Perché la polizia americana non può spiare nei cellulari (senza un mandato)

Gli smartphone (ma anche i tablet e tutti gli altri dispositivi digitali) contengono troppi elementi della vita privata per poter essere esaminati senza un’opportuna richiesta

In un telefono cellulare c’è tutta la nostra vita. E qualsiasi tentativo delle autorità di frugare fra i suoi contenuti equivale a tutti gli effetti a una perquisizione. La Corte Suprema americana si è pronunciata in modo unanime su uno dei temi più controversi del diritto digitale: la ricerca di eventuali prove di reato da parte delle forze dell’ordine all’interno di smartphone e altri dispositivi elettronici.

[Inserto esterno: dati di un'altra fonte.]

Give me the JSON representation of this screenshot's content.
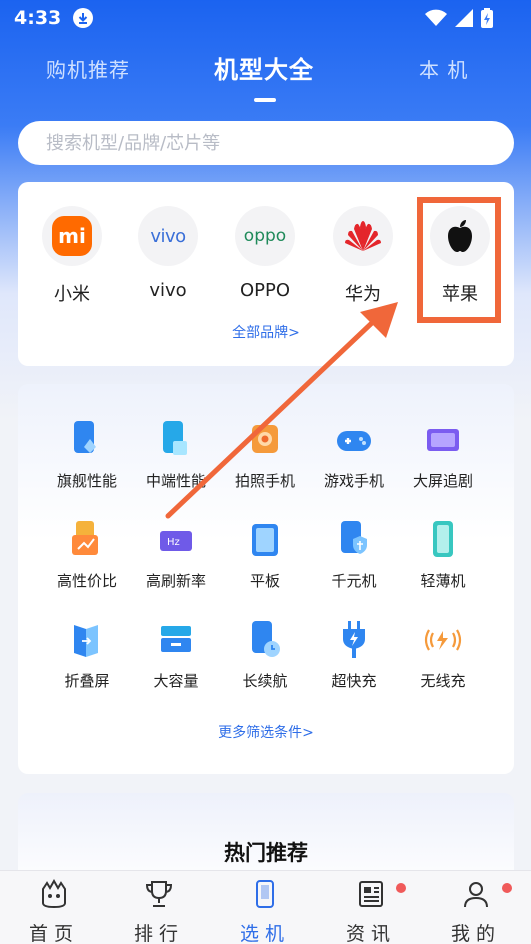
{
  "status": {
    "time": "4:33"
  },
  "tabs": [
    {
      "label": "购机推荐"
    },
    {
      "label": "机型大全"
    },
    {
      "label": "本 机"
    }
  ],
  "search": {
    "placeholder": "搜索机型/品牌/芯片等"
  },
  "brands": {
    "items": [
      {
        "label": "小米"
      },
      {
        "label": "vivo"
      },
      {
        "label": "OPPO"
      },
      {
        "label": "华为"
      },
      {
        "label": "苹果"
      }
    ],
    "more": "全部品牌>"
  },
  "filters": {
    "items": [
      {
        "label": "旗舰性能"
      },
      {
        "label": "中端性能"
      },
      {
        "label": "拍照手机"
      },
      {
        "label": "游戏手机"
      },
      {
        "label": "大屏追剧"
      },
      {
        "label": "高性价比"
      },
      {
        "label": "高刷新率"
      },
      {
        "label": "平板"
      },
      {
        "label": "千元机"
      },
      {
        "label": "轻薄机"
      },
      {
        "label": "折叠屏"
      },
      {
        "label": "大容量"
      },
      {
        "label": "长续航"
      },
      {
        "label": "超快充"
      },
      {
        "label": "无线充"
      }
    ],
    "more": "更多筛选条件>"
  },
  "hot": {
    "title": "热门推荐"
  },
  "logos": {
    "xiaomi": "mi",
    "vivo": "vivo",
    "oppo": "oppo",
    "hz": "Hz"
  },
  "nav": {
    "items": [
      {
        "label": "首页"
      },
      {
        "label": "排行"
      },
      {
        "label": "选机"
      },
      {
        "label": "资讯"
      },
      {
        "label": "我的"
      }
    ]
  },
  "colors": {
    "accent": "#2f6ee8",
    "highlight": "#f0673a",
    "brand_blue": "#1b63f0"
  }
}
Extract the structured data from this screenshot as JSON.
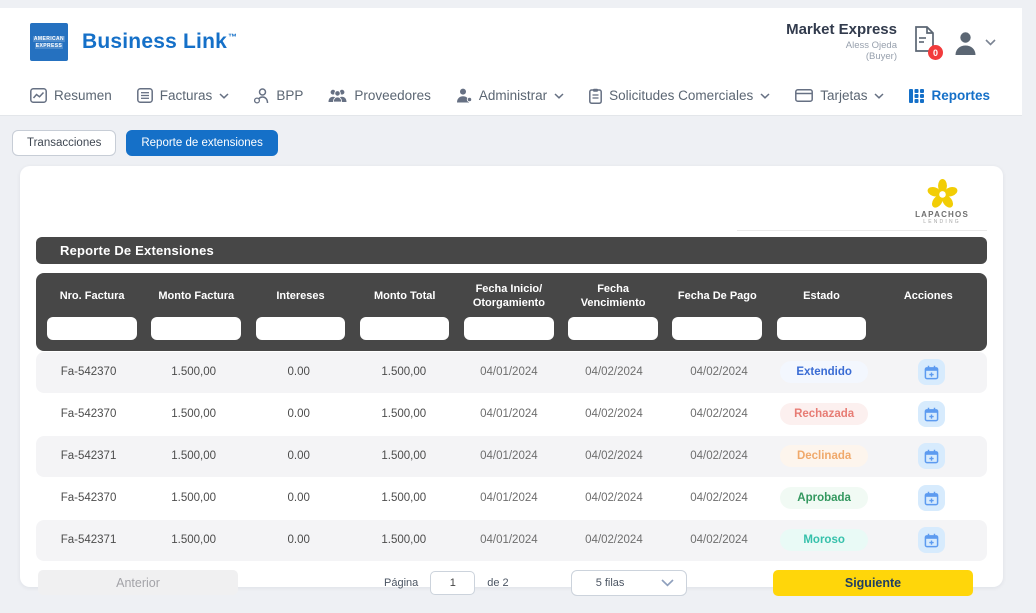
{
  "header": {
    "brand": "Business Link",
    "brand_tm": "™",
    "logo_line1": "AMERICAN",
    "logo_line2": "EXPRESS",
    "account_name": "Market Express",
    "user_name": "Aless Ojeda",
    "user_role": "(Buyer)",
    "notification_count": "0"
  },
  "nav": {
    "items": [
      {
        "label": "Resumen",
        "icon": "chart-icon",
        "dropdown": false,
        "active": false
      },
      {
        "label": "Facturas",
        "icon": "list-icon",
        "dropdown": true,
        "active": false
      },
      {
        "label": "BPP",
        "icon": "person-badge-icon",
        "dropdown": false,
        "active": false
      },
      {
        "label": "Proveedores",
        "icon": "people-icon",
        "dropdown": false,
        "active": false
      },
      {
        "label": "Administrar",
        "icon": "person-icon",
        "dropdown": true,
        "active": false
      },
      {
        "label": "Solicitudes Comerciales",
        "icon": "clipboard-icon",
        "dropdown": true,
        "active": false
      },
      {
        "label": "Tarjetas",
        "icon": "card-icon",
        "dropdown": true,
        "active": false
      },
      {
        "label": "Reportes",
        "icon": "grid-icon",
        "dropdown": false,
        "active": true
      }
    ]
  },
  "tabs": [
    {
      "label": "Transacciones",
      "active": false
    },
    {
      "label": "Reporte de extensiones",
      "active": true
    }
  ],
  "card": {
    "logo_title": "LAPACHOS",
    "logo_subtitle": "LENDING",
    "title": "Reporte De Extensiones"
  },
  "table": {
    "columns": [
      "Nro. Factura",
      "Monto Factura",
      "Intereses",
      "Monto Total",
      "Fecha Inicio/ Otorgamiento",
      "Fecha Vencimiento",
      "Fecha De Pago",
      "Estado",
      "Acciones"
    ],
    "rows": [
      {
        "nro": "Fa-542370",
        "monto": "1.500,00",
        "intereses": "0.00",
        "total": "1.500,00",
        "inicio": "04/01/2024",
        "vencimiento": "04/02/2024",
        "pago": "04/02/2024",
        "estado": "Extendido",
        "estado_type": "extendido"
      },
      {
        "nro": "Fa-542370",
        "monto": "1.500,00",
        "intereses": "0.00",
        "total": "1.500,00",
        "inicio": "04/01/2024",
        "vencimiento": "04/02/2024",
        "pago": "04/02/2024",
        "estado": "Rechazada",
        "estado_type": "rechazada"
      },
      {
        "nro": "Fa-542371",
        "monto": "1.500,00",
        "intereses": "0.00",
        "total": "1.500,00",
        "inicio": "04/01/2024",
        "vencimiento": "04/02/2024",
        "pago": "04/02/2024",
        "estado": "Declinada",
        "estado_type": "declinada"
      },
      {
        "nro": "Fa-542370",
        "monto": "1.500,00",
        "intereses": "0.00",
        "total": "1.500,00",
        "inicio": "04/01/2024",
        "vencimiento": "04/02/2024",
        "pago": "04/02/2024",
        "estado": "Aprobada",
        "estado_type": "aprobada"
      },
      {
        "nro": "Fa-542371",
        "monto": "1.500,00",
        "intereses": "0.00",
        "total": "1.500,00",
        "inicio": "04/01/2024",
        "vencimiento": "04/02/2024",
        "pago": "04/02/2024",
        "estado": "Moroso",
        "estado_type": "moroso"
      }
    ]
  },
  "pagination": {
    "prev_label": "Anterior",
    "page_label": "Página",
    "page_value": "1",
    "of_label": "de 2",
    "rows_select_value": "5 filas",
    "next_label": "Siguiente"
  },
  "colors": {
    "accent_blue": "#1570c8",
    "brand_blue": "#2571c0",
    "header_dark": "#474747",
    "next_yellow": "#ffd60a",
    "notification_red": "#f23b3c",
    "badge_extendido": "#3a6cd4",
    "badge_rechazada": "#e77c74",
    "badge_declinada": "#f0a96b",
    "badge_aprobada": "#33985f",
    "badge_moroso": "#36c1ab"
  }
}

Intervenendo nella causa promossa da David Leon Riley, un cittadino americano fermato dalla polizia dello Stato della California per una violazione del codice della strada e successivamente arrestato per via di una serie di informazioni trafugate dal suo cellulare, la giustizia americana ha stabilito che la polizia non può accedere ai dati personali di una persona - benché in stato di fermo o di arresto - senza l'autorizzazione di un magistrato

"Con tutto ciò che contengono e tutto quello che possono rivelare”, ha spiegato nella sentenza il giudice John G. Roberts Jr., “i cellulari sono titolari della vita privata di molti americani. Il fatto che la tecnologia ora permette a un individuo di portare tali informazioni in mano non la rende meno degna di tutela. La nostra risposta alla domanda su quello che la polizia deve fare prima di cercare un telefono cellulare da sequestrare in seguito a un arresto è quindi semplice: ottenere un mandato".

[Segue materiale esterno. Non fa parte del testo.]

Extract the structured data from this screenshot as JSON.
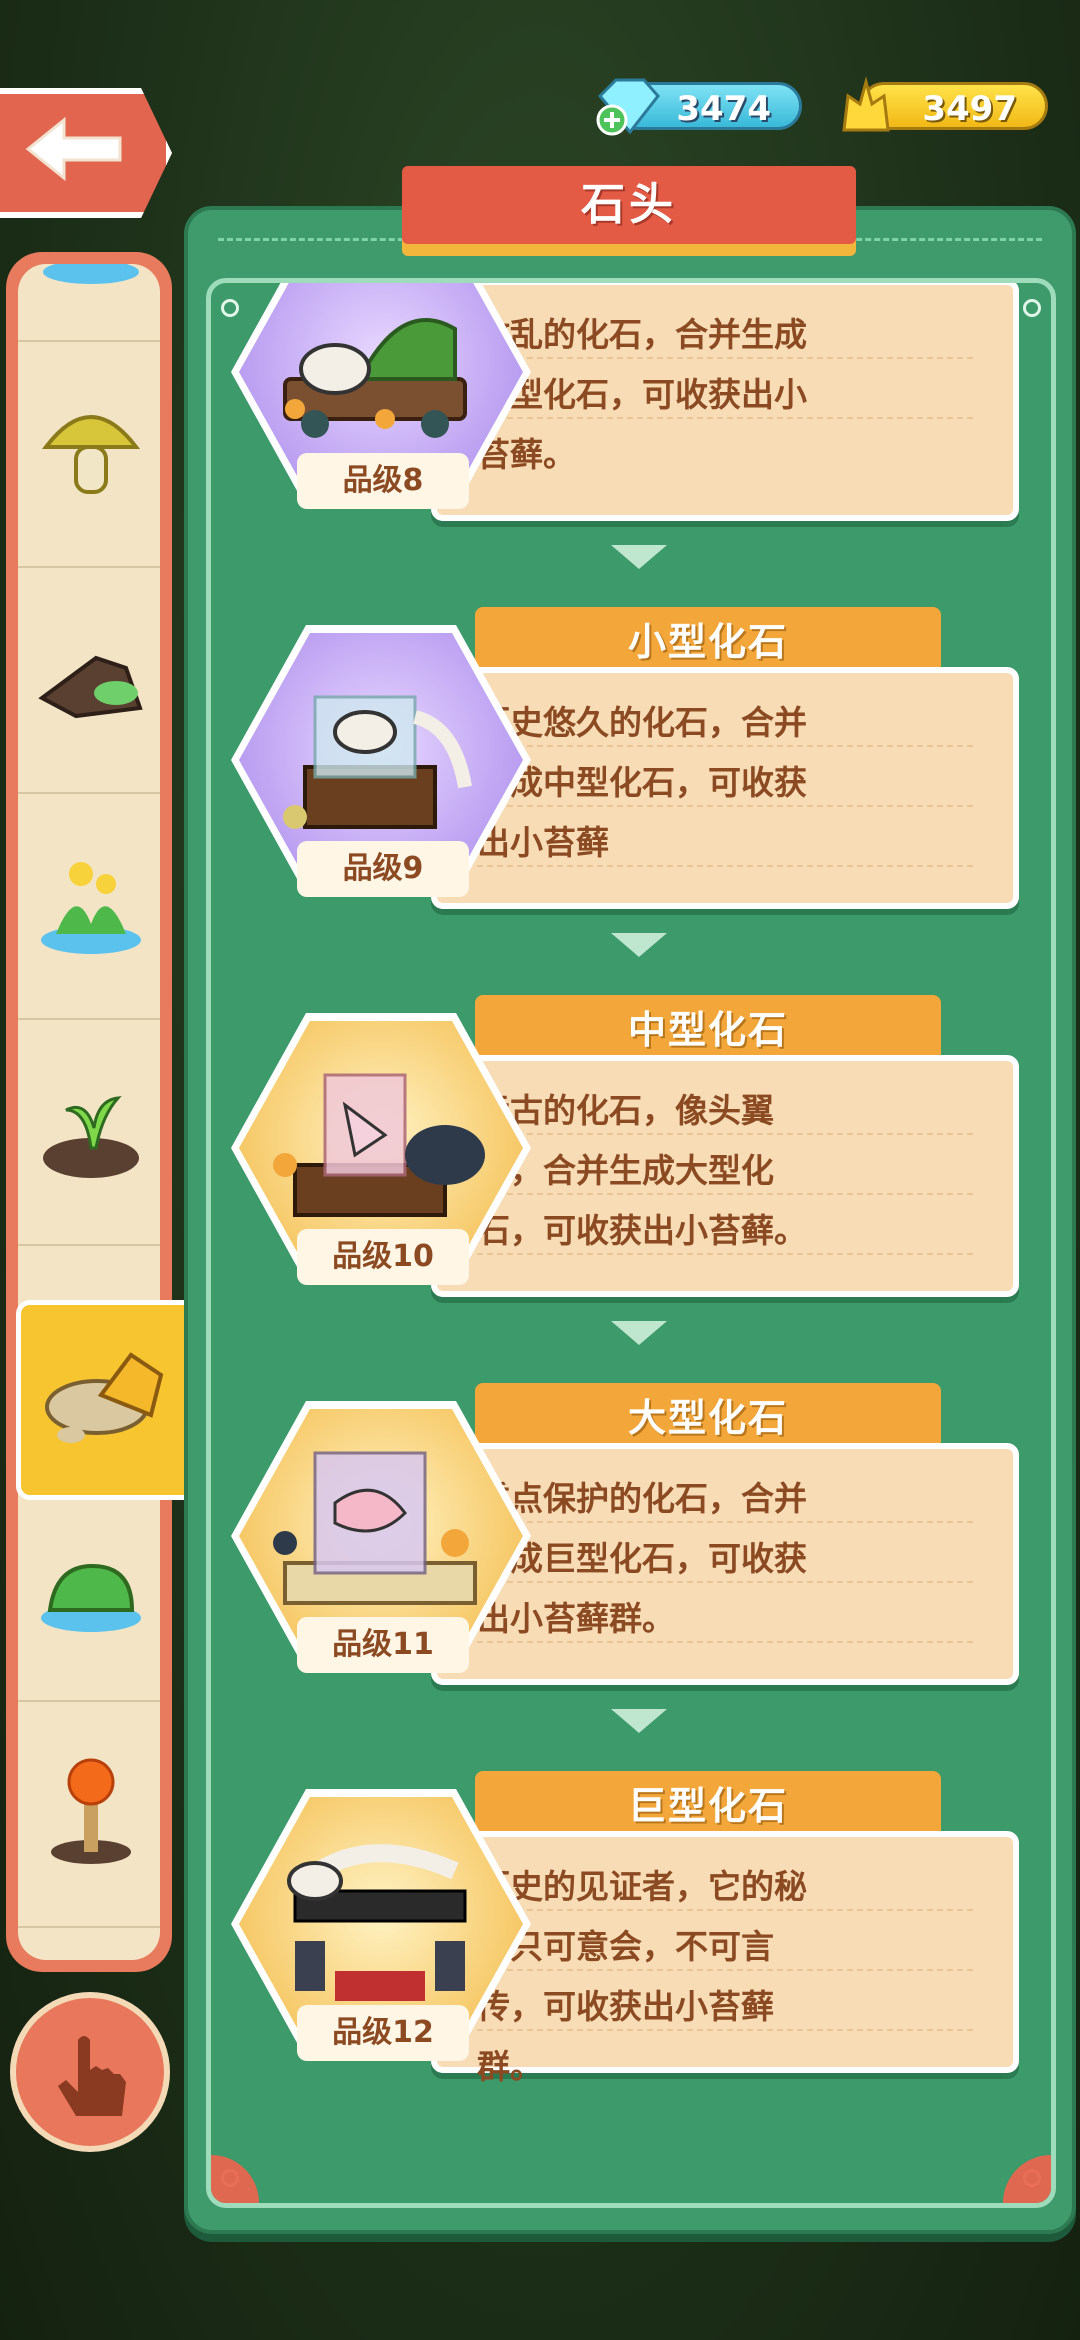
{
  "header": {
    "title": "石头",
    "gems": "3474",
    "gold": "3497"
  },
  "sidebar": {
    "items": [
      {
        "icon": "water-icon"
      },
      {
        "icon": "mushroom-icon"
      },
      {
        "icon": "mossy-log-icon"
      },
      {
        "icon": "flower-icon"
      },
      {
        "icon": "sprout-icon"
      },
      {
        "icon": "stone-leaf-icon"
      },
      {
        "icon": "moss-rock-icon"
      },
      {
        "icon": "lava-sprout-icon"
      }
    ],
    "selected_index": 5
  },
  "cards": [
    {
      "name": "",
      "desc": [
        "散乱的化石，合并生成",
        "小型化石，可收获出小",
        "苔藓。"
      ],
      "grade": "品级8",
      "style": "purple"
    },
    {
      "name": "小型化石",
      "desc": [
        "历史悠久的化石，合并",
        "生成中型化石，可收获",
        "出小苔藓"
      ],
      "grade": "品级9",
      "style": "purple"
    },
    {
      "name": "中型化石",
      "desc": [
        "远古的化石，像头翼",
        "龙，合并生成大型化",
        "石，可收获出小苔藓。"
      ],
      "grade": "品级10",
      "style": "orange"
    },
    {
      "name": "大型化石",
      "desc": [
        "重点保护的化石，合并",
        "生成巨型化石，可收获",
        "出小苔藓群。"
      ],
      "grade": "品级11",
      "style": "orange"
    },
    {
      "name": "巨型化石",
      "desc": [
        "历史的见证者，它的秘",
        "密只可意会，不可言",
        "传，可收获出小苔藓",
        "群。"
      ],
      "grade": "品级12",
      "style": "orange"
    }
  ],
  "colors": {
    "accent_red": "#e35a45",
    "panel_green": "#3f9b6c",
    "tab_orange": "#f3a73b",
    "text_brown": "#8b4a22"
  }
}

Gli smartphone, dunque, ma anche i tablet e tutti gli altri dispositivi della nostra era digitale non possono essere considerati al pari di portafogli, borse e altri effetti personali utili per un’indagine immediata. La sentenza della corte suprema a stelle e strisce sancisce infatti l’enorme valore in termini di privacy contenuto all’interno dei supporti tecnologici. Per cercare informazioni personali su un telefonino di terzi, dunque, sarà necessario d’ora in avanti avere un mandato che chiarisca le ragioni dell’indagine, proprio come succede per una qualsiasi perquisizione all’interno di case, uffici e altri luoghi privati.

Per la giustizia americana, infatti, gli smartphone e tutti vari device digitali sono oggetti capaci di radunare al loro interno non solo informazioni di carattere testuale, ma anche coordinate geografiche, fotografie, registrazioni vocali e altre informazioni sensibili. La loro trafugazione equivale insomma alla ricerca di diari, album fotografici e registrazioni all'interno di un appartamento.

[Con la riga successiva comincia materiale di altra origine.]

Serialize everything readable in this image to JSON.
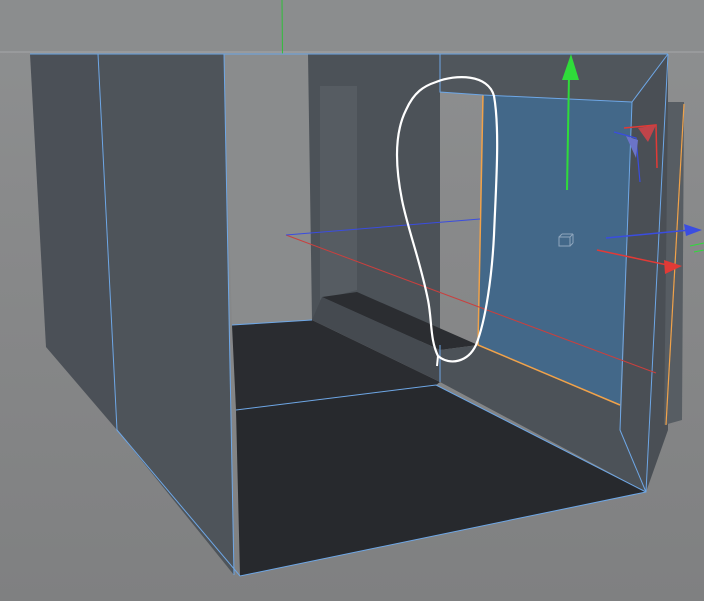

Si tratta di una decisione che ovviamente avrà alcune ripercussioni sulla capacità della legge nel combattere il crimine, ha commentato ancora il giudice Robert, che ha assicurato che la polizia potrà comunque esaminare gli aspetti fisici del terminali (per assicurarsi che non contengano al loro interno armi o strumenti in grado di consentire la fuga di un arrestato), spegnere il dispositivo o rimuoverne la batteria per evitare che i dati vengano cancellati da remoto.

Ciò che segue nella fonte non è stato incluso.